Los padres de Myron vivían actualmente en una comunidad vigilada cerca de Boca Raton. Su padre había vendido por fin la ferretería de Newark y ahora se pasaba la vida maravillándose con lo que la mayoría de personas llevaban haciendo años: «Myron, ¿Has estado en Staples? Por Dios, tienen toda clase de papeles y plumas. Y precios especiales. No quiero ni hablar de ello. He comprado dieciocho destornilladores por menos de diez dólares. Siempre que voy compro tantas cosas, que le digo al hombre de la caja, no veas cómo se ríe, Myron, siempre le digo, "he ahorrado tanto dinero que estoy en bancarrota"».

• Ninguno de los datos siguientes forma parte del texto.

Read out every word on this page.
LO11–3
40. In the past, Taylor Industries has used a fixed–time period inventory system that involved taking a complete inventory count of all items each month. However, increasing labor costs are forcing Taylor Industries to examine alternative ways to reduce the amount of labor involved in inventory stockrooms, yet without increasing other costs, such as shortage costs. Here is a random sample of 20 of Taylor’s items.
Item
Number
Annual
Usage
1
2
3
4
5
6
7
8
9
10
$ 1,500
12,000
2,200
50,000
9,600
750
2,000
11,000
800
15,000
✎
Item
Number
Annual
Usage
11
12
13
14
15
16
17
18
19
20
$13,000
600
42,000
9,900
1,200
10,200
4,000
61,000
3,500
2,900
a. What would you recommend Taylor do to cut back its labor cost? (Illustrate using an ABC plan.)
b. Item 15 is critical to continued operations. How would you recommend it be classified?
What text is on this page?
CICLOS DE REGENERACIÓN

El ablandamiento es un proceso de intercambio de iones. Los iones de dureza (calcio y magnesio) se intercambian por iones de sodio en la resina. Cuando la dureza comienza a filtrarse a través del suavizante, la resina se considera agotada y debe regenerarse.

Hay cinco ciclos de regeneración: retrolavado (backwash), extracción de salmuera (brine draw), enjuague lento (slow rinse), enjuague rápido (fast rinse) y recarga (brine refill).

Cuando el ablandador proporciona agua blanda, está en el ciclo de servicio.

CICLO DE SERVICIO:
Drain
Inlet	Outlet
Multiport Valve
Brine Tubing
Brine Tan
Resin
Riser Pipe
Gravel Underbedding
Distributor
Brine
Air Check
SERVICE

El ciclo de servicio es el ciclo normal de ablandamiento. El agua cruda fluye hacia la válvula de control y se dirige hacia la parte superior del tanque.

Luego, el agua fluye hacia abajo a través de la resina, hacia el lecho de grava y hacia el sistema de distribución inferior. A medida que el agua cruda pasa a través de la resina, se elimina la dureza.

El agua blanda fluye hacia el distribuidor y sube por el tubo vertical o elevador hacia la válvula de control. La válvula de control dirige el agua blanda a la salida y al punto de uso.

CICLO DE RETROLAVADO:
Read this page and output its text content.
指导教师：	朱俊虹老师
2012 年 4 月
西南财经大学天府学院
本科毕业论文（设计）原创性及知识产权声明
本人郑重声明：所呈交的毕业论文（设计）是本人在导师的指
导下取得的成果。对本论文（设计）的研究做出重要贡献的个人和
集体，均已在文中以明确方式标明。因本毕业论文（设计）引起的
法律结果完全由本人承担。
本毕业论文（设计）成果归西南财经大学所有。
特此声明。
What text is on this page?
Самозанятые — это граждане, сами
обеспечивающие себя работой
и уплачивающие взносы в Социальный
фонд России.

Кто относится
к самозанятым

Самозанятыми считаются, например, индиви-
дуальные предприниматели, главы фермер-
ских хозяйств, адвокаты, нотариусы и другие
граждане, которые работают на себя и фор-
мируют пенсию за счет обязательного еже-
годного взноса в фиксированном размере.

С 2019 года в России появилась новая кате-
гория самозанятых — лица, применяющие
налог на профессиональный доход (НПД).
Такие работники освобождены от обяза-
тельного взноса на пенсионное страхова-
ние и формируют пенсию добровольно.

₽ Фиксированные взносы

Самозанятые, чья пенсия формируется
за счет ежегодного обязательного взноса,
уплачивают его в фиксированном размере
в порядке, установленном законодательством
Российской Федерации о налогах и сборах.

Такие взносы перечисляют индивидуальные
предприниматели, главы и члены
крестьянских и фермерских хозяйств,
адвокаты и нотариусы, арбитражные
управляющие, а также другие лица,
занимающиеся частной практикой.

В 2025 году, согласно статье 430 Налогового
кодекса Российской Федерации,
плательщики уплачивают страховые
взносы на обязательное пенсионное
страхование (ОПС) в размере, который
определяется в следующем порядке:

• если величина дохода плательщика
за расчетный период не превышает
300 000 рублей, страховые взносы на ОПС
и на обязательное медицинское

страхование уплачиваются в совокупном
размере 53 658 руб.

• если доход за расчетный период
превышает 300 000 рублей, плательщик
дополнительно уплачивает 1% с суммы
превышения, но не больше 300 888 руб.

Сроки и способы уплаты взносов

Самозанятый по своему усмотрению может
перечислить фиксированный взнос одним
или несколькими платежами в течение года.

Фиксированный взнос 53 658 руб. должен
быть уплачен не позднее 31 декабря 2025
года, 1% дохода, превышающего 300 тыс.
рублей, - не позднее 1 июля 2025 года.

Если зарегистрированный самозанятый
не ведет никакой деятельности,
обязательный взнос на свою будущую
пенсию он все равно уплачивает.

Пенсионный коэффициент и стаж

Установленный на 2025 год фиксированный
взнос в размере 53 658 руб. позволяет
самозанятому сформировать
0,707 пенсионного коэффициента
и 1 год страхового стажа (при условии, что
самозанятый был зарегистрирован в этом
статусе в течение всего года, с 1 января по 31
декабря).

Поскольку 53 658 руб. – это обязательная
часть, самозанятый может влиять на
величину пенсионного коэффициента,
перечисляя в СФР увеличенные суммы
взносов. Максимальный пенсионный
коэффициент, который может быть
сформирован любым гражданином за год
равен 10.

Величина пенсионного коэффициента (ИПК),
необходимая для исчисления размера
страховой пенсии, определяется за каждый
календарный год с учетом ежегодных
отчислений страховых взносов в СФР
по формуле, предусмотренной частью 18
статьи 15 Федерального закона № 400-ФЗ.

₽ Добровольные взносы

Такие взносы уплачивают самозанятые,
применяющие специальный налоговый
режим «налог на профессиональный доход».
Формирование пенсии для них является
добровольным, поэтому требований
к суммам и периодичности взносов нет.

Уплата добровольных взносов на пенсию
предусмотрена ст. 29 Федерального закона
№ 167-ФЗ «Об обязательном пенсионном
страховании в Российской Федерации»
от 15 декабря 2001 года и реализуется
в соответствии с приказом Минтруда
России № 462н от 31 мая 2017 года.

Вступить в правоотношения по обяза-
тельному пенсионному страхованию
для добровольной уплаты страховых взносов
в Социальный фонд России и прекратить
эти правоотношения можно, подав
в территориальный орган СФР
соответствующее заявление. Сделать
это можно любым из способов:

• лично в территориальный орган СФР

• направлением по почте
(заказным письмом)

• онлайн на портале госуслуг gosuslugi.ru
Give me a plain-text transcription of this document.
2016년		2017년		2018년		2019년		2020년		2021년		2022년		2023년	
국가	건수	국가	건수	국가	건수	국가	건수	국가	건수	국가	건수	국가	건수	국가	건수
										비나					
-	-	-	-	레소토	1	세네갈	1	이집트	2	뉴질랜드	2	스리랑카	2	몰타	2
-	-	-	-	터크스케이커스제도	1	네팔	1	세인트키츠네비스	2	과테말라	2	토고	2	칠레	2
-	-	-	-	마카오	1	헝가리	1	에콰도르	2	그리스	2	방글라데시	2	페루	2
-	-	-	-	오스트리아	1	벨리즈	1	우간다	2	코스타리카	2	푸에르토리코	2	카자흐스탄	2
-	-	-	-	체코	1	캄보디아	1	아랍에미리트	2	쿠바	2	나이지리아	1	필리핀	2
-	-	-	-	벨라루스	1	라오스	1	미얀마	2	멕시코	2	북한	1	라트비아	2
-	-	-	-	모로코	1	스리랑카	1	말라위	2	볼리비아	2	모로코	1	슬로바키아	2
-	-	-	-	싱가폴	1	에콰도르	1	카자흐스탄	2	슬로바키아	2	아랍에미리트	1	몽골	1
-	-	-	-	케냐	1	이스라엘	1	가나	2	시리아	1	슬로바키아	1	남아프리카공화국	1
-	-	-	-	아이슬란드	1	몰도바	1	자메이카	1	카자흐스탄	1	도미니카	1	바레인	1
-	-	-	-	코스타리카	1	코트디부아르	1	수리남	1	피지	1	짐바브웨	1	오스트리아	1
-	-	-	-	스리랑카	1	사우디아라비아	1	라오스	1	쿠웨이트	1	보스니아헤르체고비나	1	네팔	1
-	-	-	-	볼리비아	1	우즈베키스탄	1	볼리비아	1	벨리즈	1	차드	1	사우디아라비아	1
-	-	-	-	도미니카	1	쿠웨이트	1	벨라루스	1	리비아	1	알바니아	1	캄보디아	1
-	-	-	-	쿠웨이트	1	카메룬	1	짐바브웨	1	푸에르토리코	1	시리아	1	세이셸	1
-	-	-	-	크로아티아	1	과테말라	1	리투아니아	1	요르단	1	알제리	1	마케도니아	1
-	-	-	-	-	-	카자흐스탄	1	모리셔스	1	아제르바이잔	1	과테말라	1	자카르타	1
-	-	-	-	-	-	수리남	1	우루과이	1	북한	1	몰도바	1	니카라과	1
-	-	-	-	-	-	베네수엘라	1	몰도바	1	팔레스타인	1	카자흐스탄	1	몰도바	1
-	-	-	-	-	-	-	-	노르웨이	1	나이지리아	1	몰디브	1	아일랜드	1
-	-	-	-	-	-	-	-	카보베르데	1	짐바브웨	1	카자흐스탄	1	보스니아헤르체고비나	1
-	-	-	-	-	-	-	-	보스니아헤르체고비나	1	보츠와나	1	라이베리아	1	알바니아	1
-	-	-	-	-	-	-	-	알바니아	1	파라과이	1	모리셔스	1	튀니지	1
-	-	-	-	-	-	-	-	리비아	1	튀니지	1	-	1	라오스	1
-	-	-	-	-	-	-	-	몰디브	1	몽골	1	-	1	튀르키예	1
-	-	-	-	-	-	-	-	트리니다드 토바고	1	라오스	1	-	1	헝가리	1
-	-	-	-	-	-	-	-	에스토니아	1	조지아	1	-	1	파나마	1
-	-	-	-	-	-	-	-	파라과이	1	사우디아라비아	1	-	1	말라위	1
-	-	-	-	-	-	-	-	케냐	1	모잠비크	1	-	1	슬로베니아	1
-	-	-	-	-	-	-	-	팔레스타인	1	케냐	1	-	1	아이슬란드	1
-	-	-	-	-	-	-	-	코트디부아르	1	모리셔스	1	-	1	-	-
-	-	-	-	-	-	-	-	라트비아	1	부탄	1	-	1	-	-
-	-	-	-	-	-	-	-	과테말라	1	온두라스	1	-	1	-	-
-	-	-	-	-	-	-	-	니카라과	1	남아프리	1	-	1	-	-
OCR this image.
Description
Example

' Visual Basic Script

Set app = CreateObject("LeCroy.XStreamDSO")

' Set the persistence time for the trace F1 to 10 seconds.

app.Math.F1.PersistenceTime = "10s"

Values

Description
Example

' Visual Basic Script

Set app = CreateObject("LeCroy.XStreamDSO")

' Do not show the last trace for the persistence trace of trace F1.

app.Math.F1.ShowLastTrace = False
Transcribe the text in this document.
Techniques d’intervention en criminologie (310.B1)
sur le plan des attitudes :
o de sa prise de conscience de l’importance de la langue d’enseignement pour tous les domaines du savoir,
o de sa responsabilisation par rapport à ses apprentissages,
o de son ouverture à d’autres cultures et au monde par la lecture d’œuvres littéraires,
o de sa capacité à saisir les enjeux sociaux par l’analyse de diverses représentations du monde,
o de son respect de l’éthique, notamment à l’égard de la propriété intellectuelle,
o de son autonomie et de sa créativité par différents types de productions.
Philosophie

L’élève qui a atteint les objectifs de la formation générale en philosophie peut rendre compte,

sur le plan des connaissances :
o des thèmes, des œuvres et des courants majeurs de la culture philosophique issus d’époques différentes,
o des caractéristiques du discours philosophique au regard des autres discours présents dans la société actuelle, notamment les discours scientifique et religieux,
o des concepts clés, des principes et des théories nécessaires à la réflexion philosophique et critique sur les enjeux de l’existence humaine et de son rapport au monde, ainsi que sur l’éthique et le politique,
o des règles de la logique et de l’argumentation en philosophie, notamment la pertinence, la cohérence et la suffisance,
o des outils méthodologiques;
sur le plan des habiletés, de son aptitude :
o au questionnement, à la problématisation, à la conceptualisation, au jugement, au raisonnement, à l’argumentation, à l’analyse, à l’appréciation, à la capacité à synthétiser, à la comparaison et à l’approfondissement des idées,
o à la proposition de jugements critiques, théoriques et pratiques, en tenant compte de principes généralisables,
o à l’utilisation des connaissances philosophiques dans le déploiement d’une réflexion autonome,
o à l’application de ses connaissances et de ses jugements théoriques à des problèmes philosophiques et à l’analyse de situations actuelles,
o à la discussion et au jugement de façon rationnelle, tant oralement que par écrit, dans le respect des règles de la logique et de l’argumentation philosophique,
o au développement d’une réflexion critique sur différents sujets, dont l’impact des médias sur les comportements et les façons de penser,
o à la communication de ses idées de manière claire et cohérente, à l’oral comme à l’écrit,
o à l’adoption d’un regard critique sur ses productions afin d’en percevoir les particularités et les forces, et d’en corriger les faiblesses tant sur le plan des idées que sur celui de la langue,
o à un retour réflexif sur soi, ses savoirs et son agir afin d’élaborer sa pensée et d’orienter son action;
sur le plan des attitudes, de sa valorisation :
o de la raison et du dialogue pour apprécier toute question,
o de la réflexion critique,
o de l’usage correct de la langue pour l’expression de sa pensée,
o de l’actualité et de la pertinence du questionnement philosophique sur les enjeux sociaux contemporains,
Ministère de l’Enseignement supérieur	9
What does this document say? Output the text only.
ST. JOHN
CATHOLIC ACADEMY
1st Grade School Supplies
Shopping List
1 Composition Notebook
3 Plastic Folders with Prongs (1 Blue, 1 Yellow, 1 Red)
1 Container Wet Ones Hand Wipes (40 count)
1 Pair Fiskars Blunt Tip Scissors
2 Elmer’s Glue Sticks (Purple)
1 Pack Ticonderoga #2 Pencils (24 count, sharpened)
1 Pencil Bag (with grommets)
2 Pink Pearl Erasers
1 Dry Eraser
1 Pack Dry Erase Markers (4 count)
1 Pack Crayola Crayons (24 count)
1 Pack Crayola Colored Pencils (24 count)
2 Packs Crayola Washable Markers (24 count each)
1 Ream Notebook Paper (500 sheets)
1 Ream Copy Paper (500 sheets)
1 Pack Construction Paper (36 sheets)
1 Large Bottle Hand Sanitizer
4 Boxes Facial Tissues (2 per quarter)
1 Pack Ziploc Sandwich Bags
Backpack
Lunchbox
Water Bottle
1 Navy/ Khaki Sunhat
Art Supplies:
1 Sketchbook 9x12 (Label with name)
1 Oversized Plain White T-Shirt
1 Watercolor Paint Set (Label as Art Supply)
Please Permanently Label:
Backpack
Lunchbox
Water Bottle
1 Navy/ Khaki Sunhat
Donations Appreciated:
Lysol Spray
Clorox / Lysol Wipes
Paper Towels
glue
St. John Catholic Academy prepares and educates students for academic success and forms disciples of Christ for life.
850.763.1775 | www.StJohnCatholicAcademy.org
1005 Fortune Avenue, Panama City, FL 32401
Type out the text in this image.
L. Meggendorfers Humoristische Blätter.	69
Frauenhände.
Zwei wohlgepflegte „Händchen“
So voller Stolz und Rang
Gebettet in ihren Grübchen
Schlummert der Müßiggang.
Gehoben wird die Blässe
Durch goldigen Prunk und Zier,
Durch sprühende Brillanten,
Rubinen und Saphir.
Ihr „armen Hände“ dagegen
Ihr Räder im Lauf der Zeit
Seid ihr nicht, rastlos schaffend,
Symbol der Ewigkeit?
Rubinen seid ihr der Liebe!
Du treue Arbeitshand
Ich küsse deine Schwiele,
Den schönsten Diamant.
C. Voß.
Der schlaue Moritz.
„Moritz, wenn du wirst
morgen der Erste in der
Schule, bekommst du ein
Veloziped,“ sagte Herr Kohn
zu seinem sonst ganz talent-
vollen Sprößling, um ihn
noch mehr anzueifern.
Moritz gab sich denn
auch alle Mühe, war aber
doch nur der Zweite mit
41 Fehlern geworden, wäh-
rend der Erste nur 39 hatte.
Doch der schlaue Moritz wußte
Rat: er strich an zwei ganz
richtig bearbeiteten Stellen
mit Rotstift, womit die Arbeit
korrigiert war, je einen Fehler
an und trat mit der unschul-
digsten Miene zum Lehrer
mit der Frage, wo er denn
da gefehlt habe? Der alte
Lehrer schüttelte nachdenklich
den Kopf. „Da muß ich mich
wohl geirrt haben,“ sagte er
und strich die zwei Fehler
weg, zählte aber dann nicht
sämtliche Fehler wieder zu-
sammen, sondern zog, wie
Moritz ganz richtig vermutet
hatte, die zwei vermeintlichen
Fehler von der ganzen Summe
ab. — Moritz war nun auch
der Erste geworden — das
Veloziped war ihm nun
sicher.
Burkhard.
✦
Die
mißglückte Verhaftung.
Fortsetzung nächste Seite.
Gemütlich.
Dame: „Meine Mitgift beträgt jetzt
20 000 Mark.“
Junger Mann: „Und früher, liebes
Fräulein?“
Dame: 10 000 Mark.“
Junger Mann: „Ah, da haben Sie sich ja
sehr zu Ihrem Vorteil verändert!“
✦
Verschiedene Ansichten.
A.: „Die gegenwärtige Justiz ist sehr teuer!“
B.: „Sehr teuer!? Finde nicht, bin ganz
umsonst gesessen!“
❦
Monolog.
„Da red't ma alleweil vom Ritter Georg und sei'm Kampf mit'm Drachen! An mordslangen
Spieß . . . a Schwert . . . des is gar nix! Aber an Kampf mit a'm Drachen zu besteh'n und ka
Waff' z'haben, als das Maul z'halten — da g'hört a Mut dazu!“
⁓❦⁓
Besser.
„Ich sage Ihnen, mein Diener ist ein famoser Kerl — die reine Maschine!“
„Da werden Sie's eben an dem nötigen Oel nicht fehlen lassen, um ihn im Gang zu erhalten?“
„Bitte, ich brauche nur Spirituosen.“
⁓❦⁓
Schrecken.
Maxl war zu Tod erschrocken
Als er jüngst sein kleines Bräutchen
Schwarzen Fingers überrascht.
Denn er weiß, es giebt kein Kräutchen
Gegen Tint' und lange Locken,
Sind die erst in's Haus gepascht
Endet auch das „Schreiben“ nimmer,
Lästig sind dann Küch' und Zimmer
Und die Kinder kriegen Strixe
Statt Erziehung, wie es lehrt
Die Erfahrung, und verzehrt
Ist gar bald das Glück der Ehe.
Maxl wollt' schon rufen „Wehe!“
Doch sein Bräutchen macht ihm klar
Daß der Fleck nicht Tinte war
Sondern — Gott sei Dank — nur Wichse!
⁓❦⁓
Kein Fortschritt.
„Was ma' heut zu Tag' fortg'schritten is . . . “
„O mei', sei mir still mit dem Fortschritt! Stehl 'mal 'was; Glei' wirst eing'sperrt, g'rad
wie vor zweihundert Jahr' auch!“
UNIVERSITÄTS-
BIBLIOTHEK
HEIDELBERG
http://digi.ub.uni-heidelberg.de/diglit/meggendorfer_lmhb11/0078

Myron miró de soslayo a Aimee. Recordaba sus años de adolescencia, la guerra que es la adolescencia, y pensó en todas las veces que había engañado a sus padres. Había sido un buen chico. No se metía en líos, sacaba buenas notas, estaba bien considerado por su destreza en el baloncesto, pero había ocultado cosas a sus padres. Todos los chicos lo hacen. Tal vez era saludable. Los niños que están demasiado vigilados, que están bajo la constante vigilancia de los padres, son los que acaban saliendo por la tangente. Todos necesitan una salida. Hay que dejar sitio a los chicos para que se rebelen. Si no, la presión no para de aumentar hasta que…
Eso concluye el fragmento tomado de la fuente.